Recommended Reading¶
We use a lot of external libraries and tools in Undertale - if you’re not already pretty familiar with the following, it’s worth reading through their documentation and possibly completing their tutorial(s) before contributing.
- dask
The parallel computing library that supports distributed computing via SLURM (among others). We use dask for all of our data processing pipelines.
- Pandera
The DataFrame schema validation library. We use Pandera to validate datasets and enforce common schema across processing stages.
- PyTorch
The deep learning library. If you’re not already deeply familiar with PyTorch, the textbook Deep Learning with Pytorch is an excellent resource.
- PyTorch Lightning
All of our models are written in PyTorch and wrapped in Lightning modules. We largely let Lightning handle the complexities of multi-node, multi-GPU training, validation, and integration with tensorboard for monitoring training.
- Binary Ninja
Binary Ninja is our disassembler/decompiler of choice.
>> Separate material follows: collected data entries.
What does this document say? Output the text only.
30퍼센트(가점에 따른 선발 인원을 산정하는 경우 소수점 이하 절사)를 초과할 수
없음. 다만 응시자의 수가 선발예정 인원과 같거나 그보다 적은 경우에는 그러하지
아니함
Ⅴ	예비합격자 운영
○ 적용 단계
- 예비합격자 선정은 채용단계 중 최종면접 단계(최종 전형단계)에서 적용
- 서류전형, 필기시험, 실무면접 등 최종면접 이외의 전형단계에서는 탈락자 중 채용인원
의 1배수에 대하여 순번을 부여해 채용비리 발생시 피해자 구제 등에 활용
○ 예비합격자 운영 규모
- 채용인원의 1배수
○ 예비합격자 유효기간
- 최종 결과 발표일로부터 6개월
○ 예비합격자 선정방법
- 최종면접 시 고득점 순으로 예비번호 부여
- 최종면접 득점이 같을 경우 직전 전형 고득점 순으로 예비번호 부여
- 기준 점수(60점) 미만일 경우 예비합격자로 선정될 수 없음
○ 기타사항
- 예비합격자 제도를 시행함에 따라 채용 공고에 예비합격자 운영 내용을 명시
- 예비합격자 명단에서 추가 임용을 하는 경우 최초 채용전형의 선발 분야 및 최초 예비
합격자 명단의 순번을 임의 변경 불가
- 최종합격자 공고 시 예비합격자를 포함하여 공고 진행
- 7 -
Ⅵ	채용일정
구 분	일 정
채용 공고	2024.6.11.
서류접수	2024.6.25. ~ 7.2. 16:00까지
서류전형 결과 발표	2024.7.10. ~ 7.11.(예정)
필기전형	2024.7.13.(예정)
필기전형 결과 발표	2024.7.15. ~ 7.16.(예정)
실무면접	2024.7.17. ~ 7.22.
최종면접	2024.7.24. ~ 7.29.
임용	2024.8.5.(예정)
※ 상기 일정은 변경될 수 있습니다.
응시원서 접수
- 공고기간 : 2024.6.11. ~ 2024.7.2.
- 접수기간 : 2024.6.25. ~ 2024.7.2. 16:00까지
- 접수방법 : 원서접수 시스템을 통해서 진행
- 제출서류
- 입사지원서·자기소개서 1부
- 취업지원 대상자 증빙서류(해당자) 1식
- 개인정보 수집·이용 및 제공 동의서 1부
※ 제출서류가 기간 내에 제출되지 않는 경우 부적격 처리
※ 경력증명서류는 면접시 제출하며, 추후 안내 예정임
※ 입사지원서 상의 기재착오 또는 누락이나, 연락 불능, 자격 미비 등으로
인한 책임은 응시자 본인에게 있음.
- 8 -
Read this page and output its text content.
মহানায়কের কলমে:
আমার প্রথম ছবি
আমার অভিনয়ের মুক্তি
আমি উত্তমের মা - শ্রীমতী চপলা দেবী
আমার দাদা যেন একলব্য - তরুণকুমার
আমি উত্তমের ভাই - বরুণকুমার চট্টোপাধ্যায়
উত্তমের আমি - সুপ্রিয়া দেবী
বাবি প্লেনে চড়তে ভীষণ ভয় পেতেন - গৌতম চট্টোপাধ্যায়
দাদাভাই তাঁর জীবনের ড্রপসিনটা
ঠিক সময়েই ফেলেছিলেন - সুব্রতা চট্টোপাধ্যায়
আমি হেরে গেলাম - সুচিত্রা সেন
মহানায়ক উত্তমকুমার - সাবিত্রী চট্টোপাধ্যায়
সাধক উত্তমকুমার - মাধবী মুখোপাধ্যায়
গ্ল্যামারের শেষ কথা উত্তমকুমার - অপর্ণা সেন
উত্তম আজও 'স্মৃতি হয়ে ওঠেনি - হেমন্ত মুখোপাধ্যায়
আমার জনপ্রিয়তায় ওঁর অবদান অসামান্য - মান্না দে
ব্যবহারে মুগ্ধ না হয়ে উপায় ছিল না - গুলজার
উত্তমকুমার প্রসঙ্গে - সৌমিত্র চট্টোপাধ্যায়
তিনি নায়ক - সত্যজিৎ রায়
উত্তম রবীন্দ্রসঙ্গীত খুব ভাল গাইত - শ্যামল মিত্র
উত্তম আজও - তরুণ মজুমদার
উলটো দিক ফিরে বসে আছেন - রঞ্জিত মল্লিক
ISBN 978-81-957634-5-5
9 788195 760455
It’s fast and has a robust Python API. Most of our dataset pipelines require an active Binary Ninja license.
- Tensorboard
The visualization tool we use for tracking training runs.
- Sphinx
A software documentation library. All of our documentation is written in reStructuredText and built with Sphinx. We also use autodoc with Google-style Python docstrings for automatically generated reference documentation.
- pyinstrument
The statistical profiler for Python. We use this occasionally for performance testing.